RINCE Research Seminar - 18th April 2008 - 2:30pm - S209

Hardware Architecture for Time/Memory Trade-off Cryptanalysis

Dr. Sourav Mukhopadhyay, Switching & Systems Laboratory, RINCE, DCU

Abstract

The basic goal of a cryptanalytic attack is to recover the secret key from publicly available information. Very often a successful attack exploits weakness in the design of the specific algorithm being considered. For example, linear and differential attacks try to find the linear and differential characteristic between the plaintext and the ciphertext for a given encryption algorithms. A generic approach for cryptanalysis views the encryption function as a black box, i.e., it does not utilize information about how the function is constructed. A simplest generic attack is to try every possible key until the correct one is found. This is called an exhaustive search attack.
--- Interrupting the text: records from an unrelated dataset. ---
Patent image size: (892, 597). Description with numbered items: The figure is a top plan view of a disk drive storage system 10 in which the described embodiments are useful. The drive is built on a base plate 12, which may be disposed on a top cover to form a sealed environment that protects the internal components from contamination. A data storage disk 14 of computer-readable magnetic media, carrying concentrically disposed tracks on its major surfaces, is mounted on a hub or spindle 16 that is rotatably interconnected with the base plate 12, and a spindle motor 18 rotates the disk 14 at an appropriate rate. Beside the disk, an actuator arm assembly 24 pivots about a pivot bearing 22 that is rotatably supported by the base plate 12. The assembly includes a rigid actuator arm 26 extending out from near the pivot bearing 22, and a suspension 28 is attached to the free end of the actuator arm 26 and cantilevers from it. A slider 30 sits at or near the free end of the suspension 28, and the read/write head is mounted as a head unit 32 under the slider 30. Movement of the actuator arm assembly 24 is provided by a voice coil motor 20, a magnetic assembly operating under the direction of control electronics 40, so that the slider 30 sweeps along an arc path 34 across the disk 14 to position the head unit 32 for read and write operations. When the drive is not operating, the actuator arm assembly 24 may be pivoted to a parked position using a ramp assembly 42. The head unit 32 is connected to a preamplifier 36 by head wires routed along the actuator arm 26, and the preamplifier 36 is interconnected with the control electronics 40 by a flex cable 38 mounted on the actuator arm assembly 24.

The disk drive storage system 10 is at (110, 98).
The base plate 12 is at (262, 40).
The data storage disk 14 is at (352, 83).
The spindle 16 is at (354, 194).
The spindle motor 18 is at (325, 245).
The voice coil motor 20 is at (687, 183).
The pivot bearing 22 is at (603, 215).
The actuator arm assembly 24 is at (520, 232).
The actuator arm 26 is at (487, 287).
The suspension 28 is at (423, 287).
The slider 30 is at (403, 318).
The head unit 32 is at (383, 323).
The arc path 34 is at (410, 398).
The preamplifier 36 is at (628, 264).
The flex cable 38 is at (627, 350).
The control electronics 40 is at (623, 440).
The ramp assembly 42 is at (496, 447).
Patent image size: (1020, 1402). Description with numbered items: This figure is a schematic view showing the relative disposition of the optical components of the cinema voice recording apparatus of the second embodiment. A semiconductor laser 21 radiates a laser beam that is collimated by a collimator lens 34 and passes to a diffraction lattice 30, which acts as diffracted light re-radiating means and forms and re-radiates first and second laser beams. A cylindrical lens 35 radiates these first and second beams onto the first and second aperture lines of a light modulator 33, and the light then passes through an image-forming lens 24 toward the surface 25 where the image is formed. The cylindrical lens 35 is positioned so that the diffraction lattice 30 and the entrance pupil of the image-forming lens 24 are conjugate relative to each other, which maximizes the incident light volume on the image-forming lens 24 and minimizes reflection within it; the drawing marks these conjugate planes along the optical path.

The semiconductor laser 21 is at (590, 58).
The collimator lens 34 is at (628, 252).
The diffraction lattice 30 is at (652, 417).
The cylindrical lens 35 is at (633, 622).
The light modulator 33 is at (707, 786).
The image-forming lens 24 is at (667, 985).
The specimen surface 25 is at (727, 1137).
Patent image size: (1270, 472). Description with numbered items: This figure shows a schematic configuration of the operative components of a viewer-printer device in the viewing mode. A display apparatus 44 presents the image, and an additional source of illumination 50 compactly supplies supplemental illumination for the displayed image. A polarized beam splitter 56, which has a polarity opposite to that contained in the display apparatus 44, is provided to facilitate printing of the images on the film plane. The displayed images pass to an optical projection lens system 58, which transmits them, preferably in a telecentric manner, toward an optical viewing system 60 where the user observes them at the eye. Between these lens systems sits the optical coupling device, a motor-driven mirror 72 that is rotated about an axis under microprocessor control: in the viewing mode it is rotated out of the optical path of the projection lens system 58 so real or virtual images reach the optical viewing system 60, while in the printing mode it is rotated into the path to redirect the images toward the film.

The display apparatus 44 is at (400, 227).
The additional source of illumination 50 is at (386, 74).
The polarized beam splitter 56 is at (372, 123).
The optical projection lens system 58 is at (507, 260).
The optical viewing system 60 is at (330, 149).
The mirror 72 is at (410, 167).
The importance of such an approach arises from the fact that if a cryptographic algorithm is not secure against exhaustive search, then it cannot be considered secure at all. The main disadvantage of using exhaustive search is that it has to be repeated separately for each target. To address this problem, Hellman introduced time/memory trade-off (TMTO) attack that enables one to perform an exhaustive search once in an offline precomputation phase. The actual attack, i.e., finding the key corresponding to a target is done in an online phase with table lookup and is significantly faster than exhaustive search. Also, one can repeat the attack on different targets without going through the pre-computation each time. A TMTO attack is a generic attack which can be carried out against any one-way function. The online target consists of an image y and the goal of the attack is to find a x, such that f(x)=y, x being the secret key (pre-image) from a key space of size N corresponding to the target y.